Francisco Villalobos

5 de marzo de 2013

Capitales golondrina, problema político y no económico

Es prudente recordar que es a lo que se llama capitales “golondrina”. Se les conoce como aquellos que llegan a un  país y cual viajero, ni siquiera desempacan, aprovechan las altas tasas de rentabilidad y luego salen “volando”. No podemos contar con ellos y lejos de ayudar al crecimiento de nuestra economía, generan distorsiones importantes en las tasas de interés y en la entrada de divisas.

Para muchos economistas, aquéllos son la principal causa de la apreciación de las monedas locales lo cual pone en vilo a los exportadores y en nuestro caso, a la industria del turismo, importantes motores de nuestra economía, pero  no solo a ellos, pues estos capitales también producen desequilibrio en la balanza comercial, ( más importaciones que exportaciones ) lo que genera menores precios en los bienes importados en detrimento de los producidos localmente y esto puede significar la reducción de la producción nacional y con ello el aumento del desempleo.

Estamos entonces como se ve, ante un problema que merece atención inmediata. Como todo en la vida, seguramente hay varias formas de enfocar el problema.  Hemos visto en la prensa nacional diversas reacciones: los empresarios turísiticos claman porque se aprecie el dolar,  pero todos sabemos que el Banco Central tiene ahora dificultades prácticas  para regresar a un sistema similar al de las minidevaluaciones y el sector bancario,  se encuentra preocupado, con razón,  por los efectos que tendrá la contracción del crédito. Una empresa sin crédito, es una empresa sin posibilidades de crecimiento, un país sin crédito, es un país obligado a vivir con lo puesto. El Gobierno por su parte ha presentado un proyecto de ley para gravar esta entrada especulativa de capitales, proponiendo un mecanismo de generar un impuesto de 30% más a los intereses generados por tales inversiones y un depósito de hasta un 25% de los fondos invertidos por esos inversionistas.  Hay dudas sobre la constitucionalidad de tal proyecto, pero parece que su solo anuncio, y su más reciente aprobación en la Comisión de Asuntos Haciendarios de la Asamblea Legislativa, está surtiendo efectos.

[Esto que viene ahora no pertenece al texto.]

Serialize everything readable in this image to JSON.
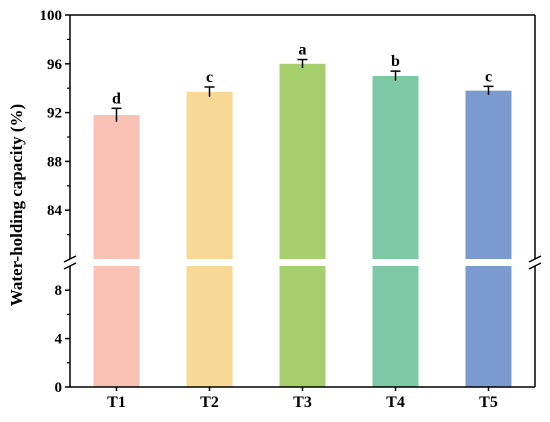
{
  "chart_data": {
    "type": "bar",
    "title": "",
    "xlabel": "",
    "ylabel": "Water-holding capacity (%)",
    "categories": [
      "T1",
      "T2",
      "T3",
      "T4",
      "T5"
    ],
    "values": [
      91.8,
      93.7,
      96.0,
      95.0,
      93.8
    ],
    "errors": [
      0.55,
      0.4,
      0.35,
      0.4,
      0.35
    ],
    "significance": [
      "d",
      "c",
      "a",
      "b",
      "c"
    ],
    "colors": [
      "#f9c2b4",
      "#f7d995",
      "#a6d06d",
      "#7dc9a5",
      "#7b9ad0"
    ],
    "axis_break": {
      "lower_ylim": [
        0,
        10
      ],
      "upper_ylim": [
        80,
        100
      ]
    },
    "lower_yticks": [
      "0",
      "4",
      "8"
    ],
    "upper_yticks": [
      "84",
      "88",
      "92",
      "96",
      "100"
    ],
    "grid": false,
    "legend": "none"
  }
}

Así las cosas, habría que espantar  golondrinas, bajar las tasas de interés, y recuperar la apreciación del dólar.

Pero para tomar las medidas que logren eso, debemos tomar algunas decisiones que implican la capacidad de generar acuerdos y la capacidad de plasmarlos en leyes, que es la que parece más marchita de todas las capacidades de nuestra sociedad. Y es aquí donde el ataque a las causas principales del déficit fiscal, una combinación entre eficiencia y reducción del gasto y aumento de ingresos, y el ataque a la incapacidad para ejecutar obra y para utilizar los recursos de ahorro con que cuenta nuestro sistema financiero, requieren un sistema parlamentario capaz de promulgar las leyes con las que mejoremos nuestras instituciones y devolvamos la confianza de la gente en la política, en esa que trabaja para que los que producen produzcan más y mejor y en la que vela por mejorar las condiciones de vida de la clase media, auxiliando donde sea necesario, a la gente más desprotegida.